I’ve undergone a lot of personal and spiritual changes over the past few years. One thing that is changing drastically is the way I look at social justice.
While I’ve never been on the front lines of the social justice movement, it’s always been important to me. And now I’m realizing that maybe it’s been a little too important. When my anorexia was in full swing, I actually used social justice as an excuse to not eat as much as my body was telling me to, because there are starving children in Africa of course. (It didn’t help that several of my high school friends reminded me of this fact constantly and sometimes even berated me for eating.) Before and after my battle with anorexia, I often neglected to take care of my mental health. Music and TV can really help me relax, but I thought it was selfish to enjoy those things when so many people don’t have them. I didn’t know how I could have any place in the area of social justice if I had my own ongoing issues that need seeing to.
From what I can tell, I’m not alone on that one. Many well-intentioned social justice advocates are great at taking care of other people and lousy at taking care of themselves. (What Do You Mean This Reminds You Of Someone? 0:-) ) William Wilberforce worked so hard at abolishing slavery that he suffered from ulcerative colitis, a digestive condition usually triggered by massive amounts of stress. Erin Gruwell (portrayed by Hilary Swank in “Freedom Writers”) was so invested in her students that she threw personal boundaries down the toilet and her marriage fell apart.
Why do the Americanized church and society in general approach social justice in such a linear, all-or-nothing way? I have a few theories.
1.) We have a white savior complex. We want to present ourselves as having it all together and not having any problems. Focusing on mental health awareness and prison reform would require admitting that (shocker!) our country has its own social issues. Why would we want to admit that when we can pretend we’ve got it all together and go overseas kicking down brothel doors? After all, that’s where the real problems are. We’re white Americans. No problems here!

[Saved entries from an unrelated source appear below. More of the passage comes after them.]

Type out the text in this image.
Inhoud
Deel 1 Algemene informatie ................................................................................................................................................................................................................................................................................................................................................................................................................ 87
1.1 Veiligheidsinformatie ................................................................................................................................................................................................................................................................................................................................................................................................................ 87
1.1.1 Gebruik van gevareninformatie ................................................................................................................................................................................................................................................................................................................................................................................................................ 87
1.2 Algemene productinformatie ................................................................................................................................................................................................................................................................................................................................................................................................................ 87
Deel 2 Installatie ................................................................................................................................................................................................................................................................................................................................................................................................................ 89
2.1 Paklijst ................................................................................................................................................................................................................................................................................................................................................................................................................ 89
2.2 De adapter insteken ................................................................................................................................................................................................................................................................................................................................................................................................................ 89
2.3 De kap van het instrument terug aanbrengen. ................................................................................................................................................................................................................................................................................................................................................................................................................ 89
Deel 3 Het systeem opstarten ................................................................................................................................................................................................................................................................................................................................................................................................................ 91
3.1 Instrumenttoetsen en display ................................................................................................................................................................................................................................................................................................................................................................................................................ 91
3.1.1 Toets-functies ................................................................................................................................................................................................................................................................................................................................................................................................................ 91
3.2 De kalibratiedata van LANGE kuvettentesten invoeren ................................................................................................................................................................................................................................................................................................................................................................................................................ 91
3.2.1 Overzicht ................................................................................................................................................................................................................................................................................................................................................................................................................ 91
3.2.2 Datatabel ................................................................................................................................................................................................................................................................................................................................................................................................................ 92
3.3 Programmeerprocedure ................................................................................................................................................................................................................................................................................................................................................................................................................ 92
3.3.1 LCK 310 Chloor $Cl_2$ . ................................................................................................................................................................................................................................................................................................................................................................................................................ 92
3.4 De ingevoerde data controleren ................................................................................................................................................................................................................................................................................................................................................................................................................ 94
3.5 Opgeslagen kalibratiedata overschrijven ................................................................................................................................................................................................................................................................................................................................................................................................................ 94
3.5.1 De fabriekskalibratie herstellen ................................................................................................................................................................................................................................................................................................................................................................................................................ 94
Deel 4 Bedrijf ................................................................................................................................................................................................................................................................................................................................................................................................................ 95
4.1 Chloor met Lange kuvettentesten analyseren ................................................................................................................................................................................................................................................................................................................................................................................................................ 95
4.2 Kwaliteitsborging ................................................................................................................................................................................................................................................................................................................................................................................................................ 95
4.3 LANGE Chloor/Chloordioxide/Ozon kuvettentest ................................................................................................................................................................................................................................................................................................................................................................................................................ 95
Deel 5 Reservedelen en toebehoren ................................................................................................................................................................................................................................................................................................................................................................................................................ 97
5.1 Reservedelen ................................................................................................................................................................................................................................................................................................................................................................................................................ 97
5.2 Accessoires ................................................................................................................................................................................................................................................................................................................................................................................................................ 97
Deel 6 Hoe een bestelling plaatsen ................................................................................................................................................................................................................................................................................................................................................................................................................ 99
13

2.) We want to look good. Want to make a real difference in the social justice arena? Sign petitions online. I’m completely serious. You would be amazed at the things that have been accomplished through this venue. But since people don’t always know when people do this, one can’t expect to be sainted for it, so no one wants to do it. The same goes for buying fair trade products. The impact is profound but no one really believes that.
3.) We want to be martyrs. We want other people to admire us for tirelessly devoting ourselves to different causes. We’re afraid to want things because the last thing we need is another lecture about how there are starving children in Africa. (I’ve said it before and I’ll say it again: Africa is not the only place where children are starving!)
There’s no place for me in this narrow-minded definition of social justice, so I’m redefining it. Buying environmentally household products is an act of social justice. (After all, poisoning your neighbor’s water supply is not exactly a loving thing to do.) Buying fair trade tea and chocolate is an act of social justice, seeing as depriving someone of a decent wage is also unloving. Signing online petitions totally constitutes speaking up for the defenseless.
How do you define social justice? How do you make it a part of your everyday life?